Ex-rebels’ accounts aided Colombia military attack
Mar 22, 2012, 11:33 PM
BOGOTA, Colombia (AP) – Former Colombian rebels provided information that helped the military plan a deadly air attack on a guerrilla camp, the commander of the country’s air force said Thursday.
The military said the attack early Wednesday killed at least 33 rebels at the camp, and it claimed six other rebels were killed in separate operations this week.
The air force commander, Gen. Tito Pinilla, told radio station Caracol that rebels who defected from the Revolutionary Armed Forces of Colombia, or FARC, provided information that led to the attack in northeastern Arauca state.
He said five planes bombed the guerrilla camp for three minutes, and troops then stormed the camp.
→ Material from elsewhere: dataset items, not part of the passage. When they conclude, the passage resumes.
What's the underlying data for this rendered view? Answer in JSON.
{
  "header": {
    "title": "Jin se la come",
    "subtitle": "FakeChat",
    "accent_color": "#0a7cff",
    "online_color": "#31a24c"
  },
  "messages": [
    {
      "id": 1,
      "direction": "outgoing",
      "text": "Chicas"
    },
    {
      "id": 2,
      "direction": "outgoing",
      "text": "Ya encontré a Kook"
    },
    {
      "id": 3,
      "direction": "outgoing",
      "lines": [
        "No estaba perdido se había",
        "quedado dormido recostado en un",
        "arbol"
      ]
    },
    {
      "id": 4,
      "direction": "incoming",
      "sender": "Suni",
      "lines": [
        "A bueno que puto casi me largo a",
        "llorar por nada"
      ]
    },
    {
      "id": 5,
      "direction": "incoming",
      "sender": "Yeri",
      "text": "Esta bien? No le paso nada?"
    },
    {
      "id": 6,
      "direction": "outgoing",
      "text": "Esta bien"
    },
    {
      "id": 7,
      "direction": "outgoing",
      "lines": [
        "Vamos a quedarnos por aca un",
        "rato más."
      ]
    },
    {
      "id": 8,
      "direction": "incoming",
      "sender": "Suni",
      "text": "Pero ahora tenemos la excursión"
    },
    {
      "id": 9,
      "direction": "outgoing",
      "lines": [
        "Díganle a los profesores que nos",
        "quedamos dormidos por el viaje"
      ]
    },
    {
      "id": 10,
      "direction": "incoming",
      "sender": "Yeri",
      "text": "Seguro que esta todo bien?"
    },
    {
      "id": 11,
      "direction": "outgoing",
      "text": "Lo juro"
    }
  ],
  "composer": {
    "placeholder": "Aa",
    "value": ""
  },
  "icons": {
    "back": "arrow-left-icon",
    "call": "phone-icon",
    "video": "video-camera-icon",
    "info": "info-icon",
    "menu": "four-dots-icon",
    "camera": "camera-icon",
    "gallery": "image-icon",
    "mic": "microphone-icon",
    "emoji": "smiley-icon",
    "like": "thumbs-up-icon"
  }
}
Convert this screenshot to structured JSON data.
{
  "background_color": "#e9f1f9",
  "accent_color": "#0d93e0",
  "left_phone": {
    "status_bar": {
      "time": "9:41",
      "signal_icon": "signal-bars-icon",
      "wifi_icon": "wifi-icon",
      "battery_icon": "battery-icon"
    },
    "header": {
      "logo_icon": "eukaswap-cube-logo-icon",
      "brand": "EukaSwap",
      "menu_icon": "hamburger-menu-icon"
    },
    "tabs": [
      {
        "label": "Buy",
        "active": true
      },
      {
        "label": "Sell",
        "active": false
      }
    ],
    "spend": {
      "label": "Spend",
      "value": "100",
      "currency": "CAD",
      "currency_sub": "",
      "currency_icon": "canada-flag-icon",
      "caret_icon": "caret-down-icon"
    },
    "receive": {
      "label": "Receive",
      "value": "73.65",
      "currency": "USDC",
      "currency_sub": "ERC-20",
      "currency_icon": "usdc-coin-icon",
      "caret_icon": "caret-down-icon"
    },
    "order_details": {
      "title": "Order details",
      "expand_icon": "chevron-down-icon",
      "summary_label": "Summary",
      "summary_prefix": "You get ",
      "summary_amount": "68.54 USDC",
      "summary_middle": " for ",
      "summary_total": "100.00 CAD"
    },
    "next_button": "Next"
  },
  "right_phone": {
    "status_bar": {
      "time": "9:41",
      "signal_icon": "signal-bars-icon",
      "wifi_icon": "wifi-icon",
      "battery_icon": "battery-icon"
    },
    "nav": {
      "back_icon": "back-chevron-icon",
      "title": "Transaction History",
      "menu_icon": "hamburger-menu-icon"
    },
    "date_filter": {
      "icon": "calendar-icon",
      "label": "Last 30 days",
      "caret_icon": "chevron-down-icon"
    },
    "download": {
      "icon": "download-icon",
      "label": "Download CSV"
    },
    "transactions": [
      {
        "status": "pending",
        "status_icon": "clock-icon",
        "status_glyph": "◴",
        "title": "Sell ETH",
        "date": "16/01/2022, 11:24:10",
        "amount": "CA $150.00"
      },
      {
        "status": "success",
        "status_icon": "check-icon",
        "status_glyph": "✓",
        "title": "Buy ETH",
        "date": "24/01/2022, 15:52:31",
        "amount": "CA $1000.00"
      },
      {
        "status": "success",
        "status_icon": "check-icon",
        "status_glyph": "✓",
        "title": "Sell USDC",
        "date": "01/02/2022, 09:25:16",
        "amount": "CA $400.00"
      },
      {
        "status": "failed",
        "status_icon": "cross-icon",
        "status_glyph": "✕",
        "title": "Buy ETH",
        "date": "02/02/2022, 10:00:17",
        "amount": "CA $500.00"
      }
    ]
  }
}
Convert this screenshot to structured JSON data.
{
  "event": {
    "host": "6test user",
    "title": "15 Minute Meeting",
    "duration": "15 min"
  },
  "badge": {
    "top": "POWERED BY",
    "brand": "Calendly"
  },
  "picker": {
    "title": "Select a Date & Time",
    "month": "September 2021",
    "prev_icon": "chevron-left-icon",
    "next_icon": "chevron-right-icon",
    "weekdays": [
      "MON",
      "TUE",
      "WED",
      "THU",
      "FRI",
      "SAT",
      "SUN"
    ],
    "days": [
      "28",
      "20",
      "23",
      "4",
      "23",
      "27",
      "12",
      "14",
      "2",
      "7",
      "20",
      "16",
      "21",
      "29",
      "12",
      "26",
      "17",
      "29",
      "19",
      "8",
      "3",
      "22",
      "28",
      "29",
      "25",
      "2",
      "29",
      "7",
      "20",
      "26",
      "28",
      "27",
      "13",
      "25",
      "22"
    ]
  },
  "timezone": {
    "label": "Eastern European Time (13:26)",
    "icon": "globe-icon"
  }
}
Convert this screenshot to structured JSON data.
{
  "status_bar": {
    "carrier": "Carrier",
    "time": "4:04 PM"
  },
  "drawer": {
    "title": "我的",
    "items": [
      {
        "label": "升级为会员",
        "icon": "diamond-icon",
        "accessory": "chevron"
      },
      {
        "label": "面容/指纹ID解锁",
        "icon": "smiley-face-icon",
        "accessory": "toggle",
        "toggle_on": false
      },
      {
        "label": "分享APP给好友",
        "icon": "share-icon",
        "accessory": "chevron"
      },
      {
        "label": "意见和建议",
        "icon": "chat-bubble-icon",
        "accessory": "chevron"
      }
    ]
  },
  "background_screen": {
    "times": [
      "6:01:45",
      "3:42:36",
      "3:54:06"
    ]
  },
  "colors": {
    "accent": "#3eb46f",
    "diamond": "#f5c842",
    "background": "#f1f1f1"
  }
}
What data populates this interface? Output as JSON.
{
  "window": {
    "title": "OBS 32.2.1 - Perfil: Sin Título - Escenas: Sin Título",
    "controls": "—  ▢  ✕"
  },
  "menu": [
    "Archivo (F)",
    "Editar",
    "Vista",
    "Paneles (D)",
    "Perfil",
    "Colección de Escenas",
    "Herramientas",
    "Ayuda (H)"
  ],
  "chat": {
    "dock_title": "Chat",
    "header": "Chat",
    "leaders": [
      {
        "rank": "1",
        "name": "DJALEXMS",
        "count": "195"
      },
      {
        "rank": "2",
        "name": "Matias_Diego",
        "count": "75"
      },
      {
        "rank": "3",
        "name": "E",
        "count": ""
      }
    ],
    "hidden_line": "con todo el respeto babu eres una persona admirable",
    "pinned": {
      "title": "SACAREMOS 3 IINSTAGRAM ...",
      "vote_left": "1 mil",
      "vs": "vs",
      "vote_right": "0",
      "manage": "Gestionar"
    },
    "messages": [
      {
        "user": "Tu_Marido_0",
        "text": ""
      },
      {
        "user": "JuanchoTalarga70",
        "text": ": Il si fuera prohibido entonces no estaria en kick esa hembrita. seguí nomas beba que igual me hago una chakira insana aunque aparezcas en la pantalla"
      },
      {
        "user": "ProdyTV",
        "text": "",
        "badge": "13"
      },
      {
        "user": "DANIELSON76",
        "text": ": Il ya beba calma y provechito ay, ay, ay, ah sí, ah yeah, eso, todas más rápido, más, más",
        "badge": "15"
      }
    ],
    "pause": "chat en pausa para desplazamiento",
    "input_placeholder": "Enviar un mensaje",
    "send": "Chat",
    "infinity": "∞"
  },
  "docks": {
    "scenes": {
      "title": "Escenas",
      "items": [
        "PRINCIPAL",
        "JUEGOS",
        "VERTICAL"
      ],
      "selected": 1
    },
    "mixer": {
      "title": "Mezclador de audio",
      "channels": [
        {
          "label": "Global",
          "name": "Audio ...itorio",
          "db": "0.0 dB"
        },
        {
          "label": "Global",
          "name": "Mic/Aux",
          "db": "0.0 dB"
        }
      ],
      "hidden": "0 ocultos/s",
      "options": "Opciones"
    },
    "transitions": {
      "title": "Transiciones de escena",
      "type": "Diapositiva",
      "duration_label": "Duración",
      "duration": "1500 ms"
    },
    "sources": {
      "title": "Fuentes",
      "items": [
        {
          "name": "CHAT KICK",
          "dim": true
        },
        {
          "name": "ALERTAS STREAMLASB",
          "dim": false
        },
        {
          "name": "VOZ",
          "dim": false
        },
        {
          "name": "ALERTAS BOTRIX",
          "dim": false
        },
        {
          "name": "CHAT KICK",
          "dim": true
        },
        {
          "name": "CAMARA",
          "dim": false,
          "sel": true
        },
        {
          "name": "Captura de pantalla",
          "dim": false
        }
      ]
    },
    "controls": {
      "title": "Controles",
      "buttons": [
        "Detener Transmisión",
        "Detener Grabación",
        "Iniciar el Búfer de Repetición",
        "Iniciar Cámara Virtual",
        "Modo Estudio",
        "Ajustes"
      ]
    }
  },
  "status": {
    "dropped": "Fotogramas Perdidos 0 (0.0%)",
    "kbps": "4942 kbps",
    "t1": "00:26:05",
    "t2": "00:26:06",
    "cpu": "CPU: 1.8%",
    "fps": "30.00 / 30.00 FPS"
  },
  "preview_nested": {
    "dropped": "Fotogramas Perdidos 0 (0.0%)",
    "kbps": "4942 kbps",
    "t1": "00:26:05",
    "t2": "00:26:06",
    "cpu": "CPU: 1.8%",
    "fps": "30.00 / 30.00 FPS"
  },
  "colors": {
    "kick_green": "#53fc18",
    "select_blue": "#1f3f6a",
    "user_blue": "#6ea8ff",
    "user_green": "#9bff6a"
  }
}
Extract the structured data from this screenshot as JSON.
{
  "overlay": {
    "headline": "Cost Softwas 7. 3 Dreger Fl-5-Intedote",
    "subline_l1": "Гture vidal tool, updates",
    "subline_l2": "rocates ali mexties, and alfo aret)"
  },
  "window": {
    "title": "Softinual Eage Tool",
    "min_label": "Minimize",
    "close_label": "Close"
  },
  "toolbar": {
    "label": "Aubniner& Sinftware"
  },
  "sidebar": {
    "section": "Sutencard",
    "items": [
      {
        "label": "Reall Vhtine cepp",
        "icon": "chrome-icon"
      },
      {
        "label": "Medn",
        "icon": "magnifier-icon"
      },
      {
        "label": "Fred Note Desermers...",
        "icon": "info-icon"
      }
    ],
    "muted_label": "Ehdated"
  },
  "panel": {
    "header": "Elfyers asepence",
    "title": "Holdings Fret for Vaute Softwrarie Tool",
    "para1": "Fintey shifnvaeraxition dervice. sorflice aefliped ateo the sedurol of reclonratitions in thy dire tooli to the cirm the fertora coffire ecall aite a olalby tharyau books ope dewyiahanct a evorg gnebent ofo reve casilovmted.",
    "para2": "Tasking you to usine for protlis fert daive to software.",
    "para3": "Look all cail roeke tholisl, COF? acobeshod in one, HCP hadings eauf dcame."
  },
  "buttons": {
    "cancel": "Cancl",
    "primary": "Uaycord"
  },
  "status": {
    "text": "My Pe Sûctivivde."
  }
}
Colombian television showed footage of soldiers lifting about 20 bodies out of a helicopter following the bombing. The bodies were wrapped in white sheets, some of them stained with blood.
The morgue in Arauca received 36 bodies that were handed over by the military late Wednesday, National Institute of Legal Medicine director Carlos Eduardo Valdes told The Associated Press. He said by phone that he did not have additional details.
The FARC has an estimated 9,000 guerrillas and has been fighting the government for decades.
The leftist group said last month that it is abandoning the practice of kidnapping and will soon free its last remaining “prisoners of war,” referring to 10 soldiers and police officers who have been held for as long as 14 years.
Former Colombian Sen. Piedad Cordoba, who has served as a go-between, said Thursday that the first group of captives is to be freed March 30 and a second group will be released April 1.
Cordoba said she plans to begin the process Wednesday by traveling to the Brazilian town of Sao Gabriel da Cachoeira, near Brazil’s border with Colombia, to meet with the crews of two military helicopters that Brazil has offered for the operation to pick up the captives. The International Committee of the Red Cross will also participate in the operation.